A bone marrow transplant can be a lifesaving treatment for people with relapsed blood cancers, but a potentially lethal complication known as graft-versus-host disease put limitations on this procedure. New research from the University of Wisconsin–Madison is helping to change that by identifying the cell population that causes GVHD, a target that may make bone marrow transplants safer and more effective.
An allogenic (from a donor) bone marrow transplant is a common treatment for blood cancers and other diseases of the immune system. During the transplant, the patient’s immune cells are replaced with the donor’s healthy cells. While the donor cells can help cure the patient’s blood cancer, they can also cause GVHD — in which donor T cells, a specialized immune cell in the blood, attack the patient’s healthy cells. This causes complications similar to an autoimmune disease that can be lethal.
“Graft versus host disease is one of the most common complications after an allogeneic hematopoietic cell transplantation procedure, and the field knows quite well that the T cells from the donor are the ones mediating the disease,” says the study’s lead author Nicholas Hess, a scientist at UW–Madison’s Carbone Cancer Center. “Before this study, there was no finite T cell population that we’ve been able to identify as the cause of GVHD, so all our treatment regimens generally impacted the entire T cell population. But targeting all the T cells is not ideal, as they don’t just cause this detrimental disease, they also have a beneficial impact on the ability to prevent relapses.”
Today in Science Advances, Hess and collaborators including Stem Cell and Regenerative Medicine Center members Christian Capitini, professor of pediatrics, and Peiman Hematti, professor of medicine, published their findings, identifying cells called CD4/CD8 double positive T cells (DPT) causing GVHD in immunodeficient mice. To further confirm their findings, the researchers directly investigated human patient samples.
“We looked at over 400 clinical samples from 35 patients as a part of this study and found double positive T cells to be predictive of GVHD. We also found four other biomarkers which are predictive of not just GVHD, but also relapse in general,” says Hess. “Based on that, our next step is to merge the biomarkers into a machine learning algorithm that can output a risk prediction model. Clinicians could then use this model to understand a patient’s risk of relapse and GVHD.”
A team of physicians and scientists at UW–Madison is working on ways to address the problematic cells in patients while leaving healthy and helpful T cells to flourish. Hess says that while the team is very confident the double positive T cells are directly involved in GVHD, the key step in bringing this discovery to the clinic will be developing a targeted depletion strategy and this prediction model.
“When we can gain confidence in this biomarker research and our ability to identify patients at risk, then we will potentially be able to treat them before they have all the detrimental effects of this disease,” Hess says.
The study won a Best Abstracts Award from the American Society for Transplantation and Cellular Therapy and was presented at the American Association of Immunologists (AAI) and ECOG-ACRIN conferences, creating excitement based on the findings’ potential impact beyond blood cancer and transplantation.
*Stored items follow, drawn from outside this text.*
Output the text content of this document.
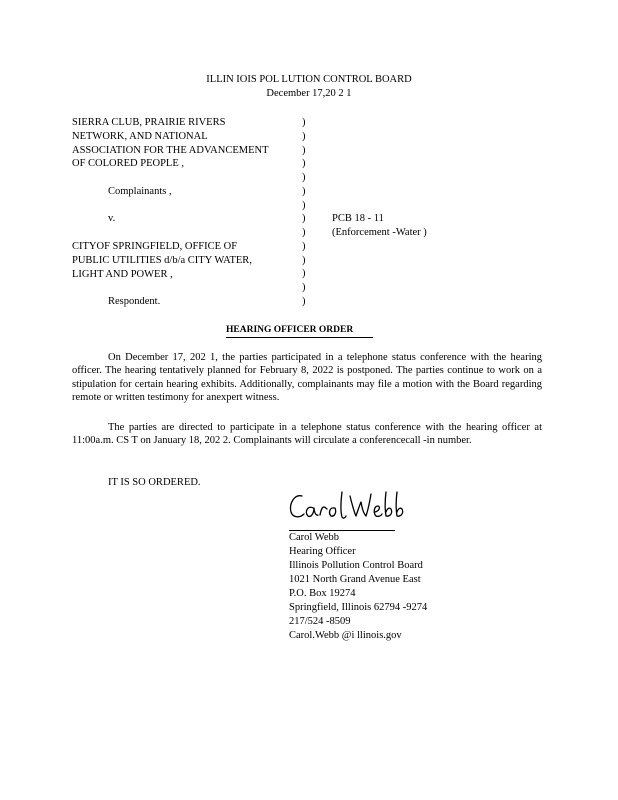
ILLIN IOIS POL LUTION CONTROL BOARD
December 17,20 2 1
SIERRA CLUB, PRAIRIE RIVERS
NETWORK, AND NATIONAL
ASSOCIATION FOR THE ADVANCEMENT
OF COLORED PEOPLE ,
Complainants ,
v.
CITYOF SPRINGFIELD, OFFICE OF
PUBLIC UTILITIES d/b/a CITY WATER,
LIGHT AND POWER ,
Respondent.
)
)
)
)
)
)
)
)
)
)
)
)
)
)
PCB 18 - 11
(Enforcement -Water )
HEARING OFFICER ORDER
On December 17, 202 1, the parties participated in a telephone status conference with the hearing officer. The hearing tentatively planned for February 8, 2022 is postponed. The parties continue to work on a stipulation for certain hearing exhibits. Additionally, complainants may file a motion with the Board regarding remote or written testimony for anexpert witness.
The parties are directed to participate in a telephone status conference with the hearing officer at 11:00a.m. CS T on January 18, 202 2. Complainants will circulate a conferencecall -in number.
IT IS SO ORDERED.
Carol Webb
Hearing Officer
Illinois Pollution Control Board
1021 North Grand Avenue East
P.O. Box 19274
Springfield, Illinois 62794 -9274
217/524 -8509
Carol.Webb @i llinois.gov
“I’ve learned that DPTs have been found in a variety of chronic human inflammatory diseases, which goes to show that this is not a specific thing to graft-versus-host disease. It’s probably a wider phenomenon that these human T cells are doing that we’ve never really appreciated before,” says Hess. “It’s very exciting because it gives us something to study further. I’ve always been interested in taking something you discover in the lab and translating it to the clinic. I think it’s what gets me up every day. It is kind of the ultimate goal in my life to be able to say I participated in something that helped patients in some way.”
This research was supported by a SCRMC Postdoctoral Training Award and grants from the National Institutes of Health (T32-AI125231, T32-HL07899, UL1-TR002373, R21-AI116007, R01-AI136500 and R01-CA215461), National Science Foundation (EEC-1648035), St. Baldrick’s Foundation, the MACC Fund and the American Association for Cancer Research.